Van der Pas: EU-Erweiterung könnte Dauerthema werden

"Jedes Beitrittsdatum bislang nur ein Rechenspiel aber keine Festlegung bzw. fixe Zusage"

Wien (PWK) - "Die Erweiterung der Europäischen Union ist kein auf die nächsten Jahre beschränkter Prozeß, sondern könnte sich zu einer Daueraufgabe der EU entwickeln. Grundsätzlich ist die EU für alle Länder offen, die die Aufnahmebedingungen erfüllen.
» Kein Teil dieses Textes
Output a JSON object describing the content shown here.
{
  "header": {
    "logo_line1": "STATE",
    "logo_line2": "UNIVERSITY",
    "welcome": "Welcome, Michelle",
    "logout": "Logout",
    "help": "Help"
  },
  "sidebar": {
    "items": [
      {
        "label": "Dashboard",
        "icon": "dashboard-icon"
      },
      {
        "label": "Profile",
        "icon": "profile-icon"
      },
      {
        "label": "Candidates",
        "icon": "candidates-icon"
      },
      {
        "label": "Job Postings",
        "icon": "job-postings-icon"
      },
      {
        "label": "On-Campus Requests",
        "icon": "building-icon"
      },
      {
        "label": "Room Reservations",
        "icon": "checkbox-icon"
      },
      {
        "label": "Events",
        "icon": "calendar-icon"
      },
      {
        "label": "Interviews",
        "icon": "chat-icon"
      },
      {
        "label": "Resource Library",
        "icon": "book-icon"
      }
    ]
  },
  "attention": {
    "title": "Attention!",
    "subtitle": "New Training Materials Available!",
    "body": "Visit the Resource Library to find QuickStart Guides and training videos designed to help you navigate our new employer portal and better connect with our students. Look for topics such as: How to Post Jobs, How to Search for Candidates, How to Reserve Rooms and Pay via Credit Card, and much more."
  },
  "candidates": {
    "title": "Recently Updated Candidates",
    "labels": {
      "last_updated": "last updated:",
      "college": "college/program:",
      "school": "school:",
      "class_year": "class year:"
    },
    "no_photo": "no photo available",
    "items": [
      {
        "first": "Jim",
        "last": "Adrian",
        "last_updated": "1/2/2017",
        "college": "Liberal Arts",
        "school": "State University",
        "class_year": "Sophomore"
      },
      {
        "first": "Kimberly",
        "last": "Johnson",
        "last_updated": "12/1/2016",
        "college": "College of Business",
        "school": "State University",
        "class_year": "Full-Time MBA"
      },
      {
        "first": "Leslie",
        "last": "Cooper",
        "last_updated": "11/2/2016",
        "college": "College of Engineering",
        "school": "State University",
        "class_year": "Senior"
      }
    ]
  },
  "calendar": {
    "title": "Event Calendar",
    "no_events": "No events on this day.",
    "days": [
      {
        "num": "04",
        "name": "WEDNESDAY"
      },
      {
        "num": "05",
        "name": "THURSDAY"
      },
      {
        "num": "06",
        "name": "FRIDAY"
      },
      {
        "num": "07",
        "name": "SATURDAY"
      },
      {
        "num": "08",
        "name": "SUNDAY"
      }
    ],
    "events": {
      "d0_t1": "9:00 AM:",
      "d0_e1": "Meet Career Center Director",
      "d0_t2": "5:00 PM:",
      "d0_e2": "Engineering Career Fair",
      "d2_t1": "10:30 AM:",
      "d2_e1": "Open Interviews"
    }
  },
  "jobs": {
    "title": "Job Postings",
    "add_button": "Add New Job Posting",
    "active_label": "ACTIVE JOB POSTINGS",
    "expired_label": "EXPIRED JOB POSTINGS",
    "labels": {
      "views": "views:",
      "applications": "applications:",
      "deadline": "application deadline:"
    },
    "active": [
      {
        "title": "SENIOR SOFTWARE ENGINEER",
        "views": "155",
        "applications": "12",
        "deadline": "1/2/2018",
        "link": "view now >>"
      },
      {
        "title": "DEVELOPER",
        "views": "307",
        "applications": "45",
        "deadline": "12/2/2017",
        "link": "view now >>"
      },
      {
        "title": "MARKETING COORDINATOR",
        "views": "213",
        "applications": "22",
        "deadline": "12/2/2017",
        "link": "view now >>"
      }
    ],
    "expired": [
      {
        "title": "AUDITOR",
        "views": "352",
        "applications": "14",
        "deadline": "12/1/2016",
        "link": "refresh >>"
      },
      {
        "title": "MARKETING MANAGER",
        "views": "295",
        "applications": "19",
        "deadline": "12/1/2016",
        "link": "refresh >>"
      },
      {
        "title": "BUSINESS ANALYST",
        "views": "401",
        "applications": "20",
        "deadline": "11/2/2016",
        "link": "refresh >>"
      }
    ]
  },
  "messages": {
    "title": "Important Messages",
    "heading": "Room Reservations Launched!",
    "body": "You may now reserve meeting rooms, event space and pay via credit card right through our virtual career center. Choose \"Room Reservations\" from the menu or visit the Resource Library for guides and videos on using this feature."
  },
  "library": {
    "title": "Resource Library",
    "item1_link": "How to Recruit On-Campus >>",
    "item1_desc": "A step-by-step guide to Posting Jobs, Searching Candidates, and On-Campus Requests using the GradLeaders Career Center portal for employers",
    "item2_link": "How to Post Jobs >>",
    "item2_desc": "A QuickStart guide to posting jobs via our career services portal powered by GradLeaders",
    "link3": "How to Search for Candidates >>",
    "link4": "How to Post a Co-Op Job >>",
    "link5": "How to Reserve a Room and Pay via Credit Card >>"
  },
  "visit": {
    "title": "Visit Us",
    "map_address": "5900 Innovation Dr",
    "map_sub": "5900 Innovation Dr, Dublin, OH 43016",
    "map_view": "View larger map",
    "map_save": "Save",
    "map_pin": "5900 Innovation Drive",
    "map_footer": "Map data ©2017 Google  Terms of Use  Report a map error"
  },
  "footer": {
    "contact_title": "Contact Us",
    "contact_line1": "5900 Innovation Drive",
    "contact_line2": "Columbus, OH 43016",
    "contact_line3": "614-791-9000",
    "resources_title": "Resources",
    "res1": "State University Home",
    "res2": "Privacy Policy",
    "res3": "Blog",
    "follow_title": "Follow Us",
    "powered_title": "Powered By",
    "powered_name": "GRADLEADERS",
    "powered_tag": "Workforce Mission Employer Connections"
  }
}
Das in der 'Agenda 2000' angeführte Datum des ersten Beitritts eines der Kandidatenländer, 2002, war keine Versprechung, sondern eine erste Arbeitshypothese eines ungefähren zeitlichen Horizontes". Dies betonte der Generaldirektor der EU-Task-Force "Beitrittsverhandlungen", Nikolaus van der Pas, am Montag, dem 14. Dezember, bei einem Seminar zur "EU-Erweiterung" in der Wirtschaftskammer Österreich. ****

Das wichtigste sei einfach die Erfüllung der Aufnahmebedingungen, welche schrittweise erfolgt und zeitlich noch für keinen der Beitrittskandidaten "seriös" abgesteckt werden kann, so Van der Pas. Während die Runde der ersten sechs Kandidaten bei den politischen und wirtschaftlichen Beitrittskriterien bereits sehr gut abschneiden, besteht bei den institutionellen Voraussetzungen jedoch noch einiger Aufholbedarf. "Viele Institutionen wie zB zur Grenzüberwachung oder zur Produktnormierung fehlen noch, genauso wie entsprechende Richter usw. - kurz: die Kandidaten sind verwaltungstechnisch noch nicht in der Lage den 'acquis communautaire' anzuwenden", berichtete Van der Pas.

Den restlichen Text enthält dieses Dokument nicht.